I am just fascinated by people. What they look like, how they choose to present themselves. What they choose to share about themselves. Especially when what they share about themselves blows my preconceived notions about them all to hell on a fast train.
Take a guy I've known casually for three or four years now. Looks and dresses like your standard East Coast preppy WASP. He's a successful broker, drives a BMW. His wife drives a Porsche and spends all her free time at the tennis club. They have two boys who always wear collared shirts and like to play golf. Despite the obnoxious picture I'm sure that my words are drawing of this couple, they are lovely people. I just hadn't spent much time talking to either of them beyond the superficial and would have bet dollars to doughnuts that both of them were raised in privilege.

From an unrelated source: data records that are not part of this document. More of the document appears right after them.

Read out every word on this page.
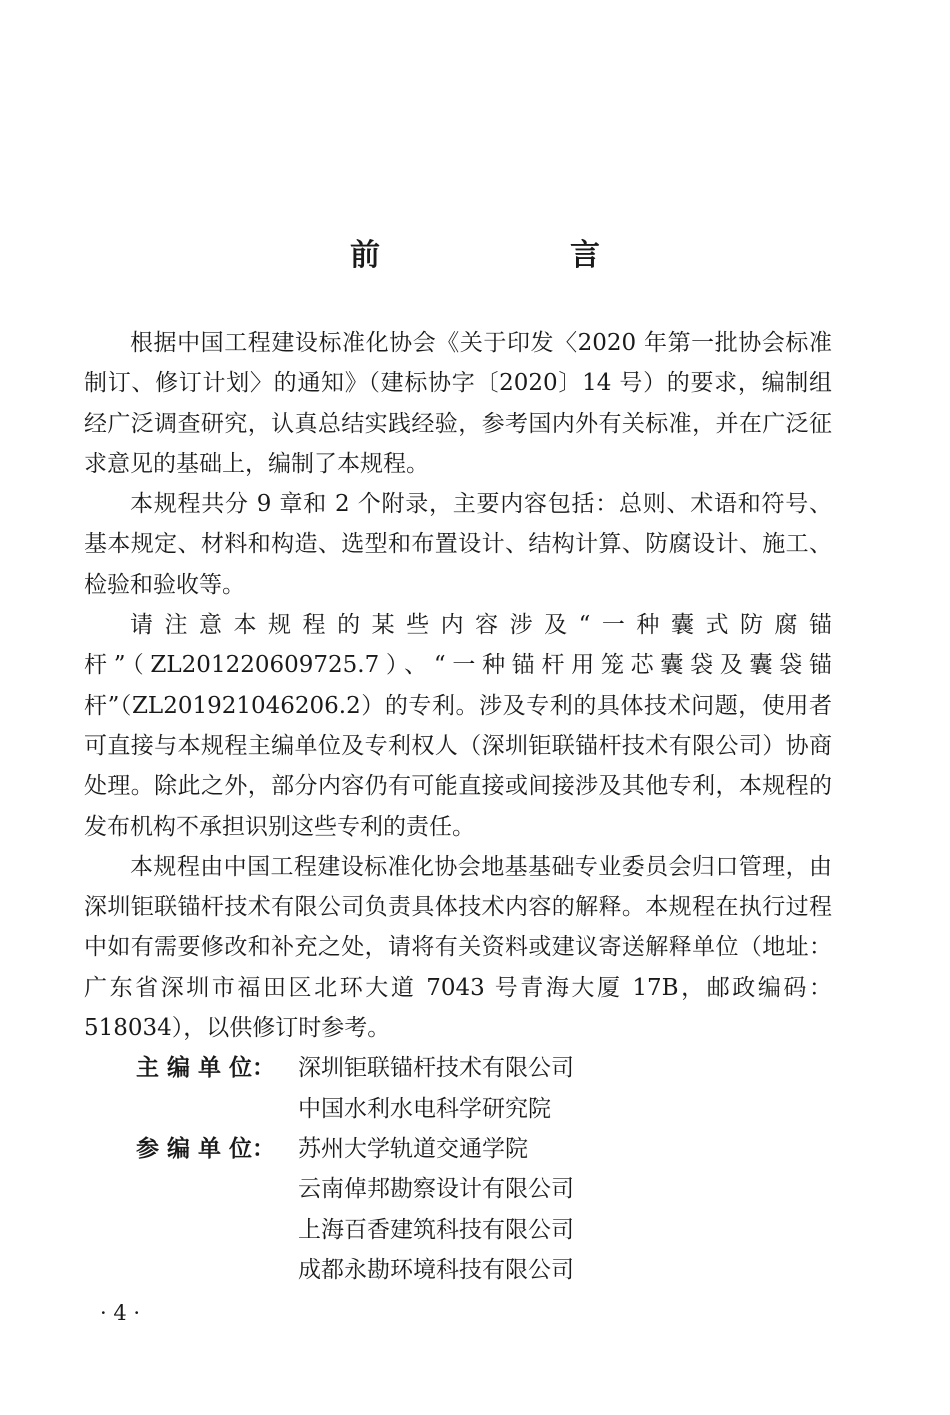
前　言

根据中国工程建设标准化协会《关于印发〈2020 年第一批协会标准制订、修订计划〉的通知》（建标协字〔2020〕14 号）的要求，编制组经广泛调查研究，认真总结实践经验，参考国内外有关标准，并在广泛征求意见的基础上，编制了本规程。

本规程共分 9 章和 2 个附录，主要内容包括：总则、术语和符号、基本规定、材料和构造、选型和布置设计、结构计算、防腐设计、施工、检验和验收等。

请注意本规程的某些内容涉及“一种囊式防腐锚杆”（ZL201220609725.7）、“一种锚杆用笼芯囊袋及囊袋锚杆”（ZL201921046206.2）的专利。涉及专利的具体技术问题，使用者可直接与本规程主编单位及专利权人（深圳钜联锚杆技术有限公司）协商处理。除此之外，部分内容仍有可能直接或间接涉及其他专利，本规程的发布机构不承担识别这些专利的责任。

本规程由中国工程建设标准化协会地基基础专业委员会归口管理，由深圳钜联锚杆技术有限公司负责具体技术内容的解释。本规程在执行过程中如有需要修改和补充之处，请将有关资料或建议寄送解释单位（地址：广东省深圳市福田区北环大道 7043 号青海大厦 17B，邮政编码：518034），以供修订时参考。

主 编 单 位： 深圳钜联锚杆技术有限公司
中国水利水电科学研究院
参 编 单 位： 苏州大学轨道交通学院
云南倬邦勘察设计有限公司
上海百香建筑科技有限公司
成都永勘环境科技有限公司
· 4 ·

Then, one recent hot sunny afternoon, I found myself sitting next to the guy for a couple of hours. Turns out he's 110% self-made. Child of divorce, dad is a plumber, stepdad is an electrician, mother is a real piece of work. All kinds of tension with siblings and mother to this day. He grew up in a ritzy area but on the wrong side of the tracks. Nobody in his family had been to college, nobody cared about his grades, sure as hell nobody was expecting him to go to college or would have had the first clue how to help him get in even if they'd cared. He worked afternoons as a landscaper in high school, nights cleaning up at a club. Worked his way up to the DJ booth and helping to manage the club because he always showed up for work. Took some classes at the local community college (paid for this himself, of course) and did well after a rough start. Prof told him he was in way over his head, though. Didn't sit well with him; he put a chip on his shoulder and that was it.
After two years, he transferred to a four-year school. He watched all the kids whose parents were driving them to school and helping them move in and swore that if he ever had kids, he'd be that kind of parent. He'd driven himself to school alone. Somewhere along the line, he met another student who was a business major. Asked what kind of jobs that would get you. Liked the answer, asked the kid what classes he needed to take and then took them.
Graduated from college, started out on the bottom rung. 100% commission sales job. He was married by then, wife (from not too different a background) was working retail. They scrimped and save to buy their first house. When they finally did, and he proudly told his parents, his mom asked him who the hell he thought he was.
Both of my parents are college graduates. They put themselves through school, and wanted my brother and me to have it easier than they did. There was never any question of whether we were going to college, and they paid for it. They deal was that we had to take it seriously and work hard. That was it.
I did work hard, and I did succeed. But success was mine to lose from the start. Life set him up to fail, and the fact that he ended up succeeding anyway makes for one hell of a story. And this, my friends, is why I like it when people talk to me. You never know what you'll learn.